Ethical Concerns Generated by the Development of Race-Based Therapies
Notwithstanding the questionable validity of the post hoc V-HeFT racial subgroup analyses, there are substantial ethical issues which the FDA seems to have overlooked, ignored, or dismissed. These include growing concerns about the misuse of socially constructed racial identities as if these were natural genetic categories,34 and the possibility that the development of A-HeFT and the subsequent approval of BiDil were motivated by commercial rather than by scientific or therapeutic considerations.35
The FDA’s claim that their support for A-HeFT and the subsequent approval of BiDil as a race-based therapy were justified by the “striking effects in black patients in A-HeFT and V-HeFT I, the need for heart failure treatments for black patients, and the substantial delay involved in conducting an all-race study” does not stand up to closer scrutiny.

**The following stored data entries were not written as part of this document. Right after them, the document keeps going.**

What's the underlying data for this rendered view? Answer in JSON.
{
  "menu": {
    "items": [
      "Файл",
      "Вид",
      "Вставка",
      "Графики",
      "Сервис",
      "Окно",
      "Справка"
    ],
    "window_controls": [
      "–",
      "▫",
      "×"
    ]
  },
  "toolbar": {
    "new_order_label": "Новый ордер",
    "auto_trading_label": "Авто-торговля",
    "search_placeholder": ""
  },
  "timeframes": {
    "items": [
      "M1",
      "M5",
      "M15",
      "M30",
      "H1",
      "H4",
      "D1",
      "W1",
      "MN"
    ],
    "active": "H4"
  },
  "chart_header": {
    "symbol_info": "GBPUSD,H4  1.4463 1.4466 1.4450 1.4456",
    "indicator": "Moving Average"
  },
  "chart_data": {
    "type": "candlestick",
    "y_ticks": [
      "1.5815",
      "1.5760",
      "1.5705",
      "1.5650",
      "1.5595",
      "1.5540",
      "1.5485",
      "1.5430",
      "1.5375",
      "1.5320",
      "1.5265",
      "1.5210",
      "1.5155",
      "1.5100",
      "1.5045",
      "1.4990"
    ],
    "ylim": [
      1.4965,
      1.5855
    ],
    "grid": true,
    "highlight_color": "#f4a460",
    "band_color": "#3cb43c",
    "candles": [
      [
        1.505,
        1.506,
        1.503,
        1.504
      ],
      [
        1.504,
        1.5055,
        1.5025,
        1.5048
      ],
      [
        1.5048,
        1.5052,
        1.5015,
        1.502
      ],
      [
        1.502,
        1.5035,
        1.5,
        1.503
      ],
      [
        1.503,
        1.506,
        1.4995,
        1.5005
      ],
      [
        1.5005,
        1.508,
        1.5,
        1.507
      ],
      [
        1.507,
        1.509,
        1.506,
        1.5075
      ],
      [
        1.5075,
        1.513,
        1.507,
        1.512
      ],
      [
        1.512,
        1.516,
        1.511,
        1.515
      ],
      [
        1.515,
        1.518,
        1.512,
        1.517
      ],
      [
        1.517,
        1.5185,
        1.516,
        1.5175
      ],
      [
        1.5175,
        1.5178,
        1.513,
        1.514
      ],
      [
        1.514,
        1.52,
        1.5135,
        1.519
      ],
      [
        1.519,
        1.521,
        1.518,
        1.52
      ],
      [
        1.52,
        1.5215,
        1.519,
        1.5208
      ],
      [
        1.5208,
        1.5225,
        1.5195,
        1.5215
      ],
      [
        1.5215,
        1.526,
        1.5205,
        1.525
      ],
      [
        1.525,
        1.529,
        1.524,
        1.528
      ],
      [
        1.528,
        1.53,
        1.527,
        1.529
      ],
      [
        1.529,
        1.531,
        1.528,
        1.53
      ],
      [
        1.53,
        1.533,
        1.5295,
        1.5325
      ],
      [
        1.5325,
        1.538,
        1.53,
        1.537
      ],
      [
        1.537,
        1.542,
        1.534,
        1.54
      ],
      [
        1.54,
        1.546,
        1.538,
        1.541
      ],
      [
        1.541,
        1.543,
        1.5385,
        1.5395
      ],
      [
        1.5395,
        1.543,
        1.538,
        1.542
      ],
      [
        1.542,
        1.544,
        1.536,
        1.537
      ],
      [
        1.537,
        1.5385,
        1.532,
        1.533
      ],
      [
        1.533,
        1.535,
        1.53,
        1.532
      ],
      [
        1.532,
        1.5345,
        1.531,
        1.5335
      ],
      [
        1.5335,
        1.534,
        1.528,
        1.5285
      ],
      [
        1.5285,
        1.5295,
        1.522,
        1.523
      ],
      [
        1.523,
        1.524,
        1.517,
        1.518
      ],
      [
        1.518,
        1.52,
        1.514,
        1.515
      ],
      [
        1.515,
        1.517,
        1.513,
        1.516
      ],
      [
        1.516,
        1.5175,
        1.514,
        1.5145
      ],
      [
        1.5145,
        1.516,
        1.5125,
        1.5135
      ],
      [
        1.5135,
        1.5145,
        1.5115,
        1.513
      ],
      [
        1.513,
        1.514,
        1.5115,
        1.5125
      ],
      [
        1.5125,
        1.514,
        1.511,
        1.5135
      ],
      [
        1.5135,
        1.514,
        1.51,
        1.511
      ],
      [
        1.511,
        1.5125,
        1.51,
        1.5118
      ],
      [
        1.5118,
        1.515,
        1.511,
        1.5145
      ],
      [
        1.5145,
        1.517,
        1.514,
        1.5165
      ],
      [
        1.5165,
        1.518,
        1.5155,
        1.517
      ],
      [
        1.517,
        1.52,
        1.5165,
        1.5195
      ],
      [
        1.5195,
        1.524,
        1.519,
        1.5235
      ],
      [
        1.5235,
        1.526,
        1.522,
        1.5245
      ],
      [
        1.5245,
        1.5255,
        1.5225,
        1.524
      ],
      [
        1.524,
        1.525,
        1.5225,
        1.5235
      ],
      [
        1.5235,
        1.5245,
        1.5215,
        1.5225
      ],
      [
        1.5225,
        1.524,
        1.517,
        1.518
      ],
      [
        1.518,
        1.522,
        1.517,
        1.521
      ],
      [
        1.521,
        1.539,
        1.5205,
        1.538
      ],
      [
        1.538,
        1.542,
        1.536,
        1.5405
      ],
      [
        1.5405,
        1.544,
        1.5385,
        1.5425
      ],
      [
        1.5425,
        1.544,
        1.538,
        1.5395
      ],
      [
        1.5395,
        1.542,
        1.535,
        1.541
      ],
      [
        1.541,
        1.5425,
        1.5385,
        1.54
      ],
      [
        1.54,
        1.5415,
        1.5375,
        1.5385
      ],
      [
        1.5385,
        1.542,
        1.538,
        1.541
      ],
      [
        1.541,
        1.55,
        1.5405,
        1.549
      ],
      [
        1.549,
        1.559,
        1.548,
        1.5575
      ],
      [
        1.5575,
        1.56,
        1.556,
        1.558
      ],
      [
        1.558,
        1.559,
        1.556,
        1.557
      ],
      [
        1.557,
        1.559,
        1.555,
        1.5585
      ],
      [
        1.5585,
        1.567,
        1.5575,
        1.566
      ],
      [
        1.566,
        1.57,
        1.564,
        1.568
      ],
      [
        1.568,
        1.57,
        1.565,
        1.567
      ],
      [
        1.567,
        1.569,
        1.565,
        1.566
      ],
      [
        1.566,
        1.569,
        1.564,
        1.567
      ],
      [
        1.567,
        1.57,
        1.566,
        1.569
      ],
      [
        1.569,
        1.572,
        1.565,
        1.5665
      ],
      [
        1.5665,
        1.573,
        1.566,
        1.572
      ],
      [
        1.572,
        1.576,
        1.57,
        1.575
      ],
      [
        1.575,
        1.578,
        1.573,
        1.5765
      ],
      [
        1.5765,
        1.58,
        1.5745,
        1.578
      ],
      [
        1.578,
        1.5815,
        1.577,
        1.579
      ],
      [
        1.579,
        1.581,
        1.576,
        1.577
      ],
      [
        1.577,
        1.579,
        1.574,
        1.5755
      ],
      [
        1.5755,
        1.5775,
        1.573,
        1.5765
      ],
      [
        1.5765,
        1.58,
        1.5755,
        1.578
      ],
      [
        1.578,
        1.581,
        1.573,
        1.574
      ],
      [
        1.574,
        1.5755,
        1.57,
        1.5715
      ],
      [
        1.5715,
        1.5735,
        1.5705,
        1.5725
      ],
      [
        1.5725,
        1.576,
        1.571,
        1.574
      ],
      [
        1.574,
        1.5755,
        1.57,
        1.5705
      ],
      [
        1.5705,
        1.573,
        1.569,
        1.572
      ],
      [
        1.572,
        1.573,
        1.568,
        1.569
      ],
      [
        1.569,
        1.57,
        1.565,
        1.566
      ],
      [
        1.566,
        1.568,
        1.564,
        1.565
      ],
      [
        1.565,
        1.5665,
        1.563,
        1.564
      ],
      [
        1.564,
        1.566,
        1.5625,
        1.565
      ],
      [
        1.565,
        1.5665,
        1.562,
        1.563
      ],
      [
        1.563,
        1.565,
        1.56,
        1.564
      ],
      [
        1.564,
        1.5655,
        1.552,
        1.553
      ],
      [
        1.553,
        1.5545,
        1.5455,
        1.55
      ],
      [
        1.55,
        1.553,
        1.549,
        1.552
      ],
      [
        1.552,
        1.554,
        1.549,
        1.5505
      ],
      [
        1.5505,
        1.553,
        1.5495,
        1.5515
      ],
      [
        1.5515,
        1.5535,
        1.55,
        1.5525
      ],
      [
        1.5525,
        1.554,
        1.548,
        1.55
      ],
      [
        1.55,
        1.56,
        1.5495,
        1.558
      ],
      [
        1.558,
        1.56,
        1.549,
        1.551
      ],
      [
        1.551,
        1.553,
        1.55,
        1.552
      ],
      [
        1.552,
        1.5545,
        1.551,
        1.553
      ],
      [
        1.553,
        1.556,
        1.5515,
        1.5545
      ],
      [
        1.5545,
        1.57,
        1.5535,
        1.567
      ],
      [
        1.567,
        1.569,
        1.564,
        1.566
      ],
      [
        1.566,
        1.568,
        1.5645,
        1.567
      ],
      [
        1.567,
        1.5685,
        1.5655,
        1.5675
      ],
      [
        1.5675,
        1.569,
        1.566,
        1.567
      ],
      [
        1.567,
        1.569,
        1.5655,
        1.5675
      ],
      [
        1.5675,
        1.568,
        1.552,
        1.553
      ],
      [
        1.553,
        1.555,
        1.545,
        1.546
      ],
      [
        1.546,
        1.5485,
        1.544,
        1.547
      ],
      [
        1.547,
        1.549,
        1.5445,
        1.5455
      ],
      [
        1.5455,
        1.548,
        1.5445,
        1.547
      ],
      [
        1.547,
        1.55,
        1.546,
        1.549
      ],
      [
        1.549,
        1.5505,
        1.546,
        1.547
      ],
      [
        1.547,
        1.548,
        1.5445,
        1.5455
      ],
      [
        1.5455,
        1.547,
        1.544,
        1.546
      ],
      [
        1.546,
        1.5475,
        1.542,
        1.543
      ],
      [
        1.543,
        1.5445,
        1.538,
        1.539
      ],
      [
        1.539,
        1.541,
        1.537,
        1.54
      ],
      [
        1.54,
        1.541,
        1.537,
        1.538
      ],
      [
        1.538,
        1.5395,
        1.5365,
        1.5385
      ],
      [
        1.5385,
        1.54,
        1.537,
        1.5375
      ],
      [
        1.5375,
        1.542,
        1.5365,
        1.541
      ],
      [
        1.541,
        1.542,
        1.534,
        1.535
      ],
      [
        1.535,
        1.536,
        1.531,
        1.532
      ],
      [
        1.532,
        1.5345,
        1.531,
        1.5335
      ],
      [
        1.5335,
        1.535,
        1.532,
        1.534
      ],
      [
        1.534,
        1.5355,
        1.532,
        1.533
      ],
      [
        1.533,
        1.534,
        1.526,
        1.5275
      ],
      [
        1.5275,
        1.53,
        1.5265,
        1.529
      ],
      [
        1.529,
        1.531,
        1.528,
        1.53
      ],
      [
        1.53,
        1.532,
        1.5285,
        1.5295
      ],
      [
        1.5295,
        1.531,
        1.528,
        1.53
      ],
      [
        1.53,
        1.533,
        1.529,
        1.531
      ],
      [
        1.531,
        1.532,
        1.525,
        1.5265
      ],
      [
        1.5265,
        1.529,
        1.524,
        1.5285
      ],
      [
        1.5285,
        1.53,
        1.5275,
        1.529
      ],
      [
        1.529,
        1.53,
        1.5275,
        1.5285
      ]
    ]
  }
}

The Reification of Racial Identities as Natural Genetic Categories
Few researchers would disagree that the reification of racial identities as genetic categories serves to undermine efforts to tackle racial stigmatization, discrimination, and disadvantage. This operates in two ways: first by distracting attention away from alternative behavioral and socioeconomic determinants of racial variation in biology and health, and second, by suggesting that racial differences in biology and health are inherent, immutable, intractable, and somehow “natural.” This is evident in Temple and Stockbridge’s account of the FDA’s approval for BiDil, when they acknowledge that race is “a highly imperfect description of the genomic and other physiologic characteristics that cause people to differ.”36 While we would agree with their critical view of race as a useful marker of “genomic characteristics,” their argument extends to “physiologic characteristics” and thereby assumes that these are intrinsic causes of population disparities in health rather than the extrinsic consequences of the ways in which these populations differ on genetic, behavioral, and socioeconomic grounds as a result of the way in which they are classified (which differentially allocates a modest amount genetic variation therein) and subsequently treated (which differentially constrains and conditions their behaviour and socioeconomic status). Clearly, concerns about the reification of racial identities as natural genetic categories make it difficult to discuss, expose, and explore racial variation in biology and health without alluding to, or creating data that support, naïve innate and/or genetic explanations for racial difference. And although it is clearly important to monitor racial inequalities in health (to identify inequitable exposure to health risks and inequitable access to health care), because racial identities are strongly associated with notions of innate genetic difference, such research inexorably runs the risk of stigmatizing the most disadvantaged races as innately unhealthy. For this reason, some researchers have argued that racial categories should only be used in biomedical research when their benefits outweigh their disadvantages.37
Temple and Stockbridge’s article suggests that the FDA mistakes the potential utility of racial categories in subgroup analyses of clinical trials (which use race alongside sociodemographic and biomedical characteristics to identify groups at greater risk of side effects or poor therapeutic response), as well as the regular use of racial categories in epidemiological studies, as evidence that using these categories is unproblematic. Indeed, they claim that “adverse consequences of these observations have not been identified.”38 Yet there is a growing body of research which suggests otherwise,39 and it is not difficult to imagine the entirely justifiable outcry that might have ensued had BiDil been approved for use in white patients alone. In fact, it is precisely because there are substantive concerns about the underrepresentation of non-white populations in biomedical research (as well as other disadvantaged social groups, most notably women and the elderly) and the lack of evidence for effective treatment in such populations that Congress passed the 1993 NIH Revitalization Act.40 This Act obliges the National Institutes of Health (NIH) to ensure that sufficient numbers of women and minority groups are included in phase 3 trials to permit valid comparisons of intervention effect, and the FDA claims that it has also “encouraged broad inclusion of patients in trials” along these lines.41 It therefore seems extraordinary that the FDA should have offered encouragement to a trial (A-HeFT) that deliberately excluded patients from all but one racial group. The FDA’s argument for doing so was based on what they felt to be compelling evidence that H-I worked well in black patients but not in white patients and, as we have already seen, this evidence remains ambiguous.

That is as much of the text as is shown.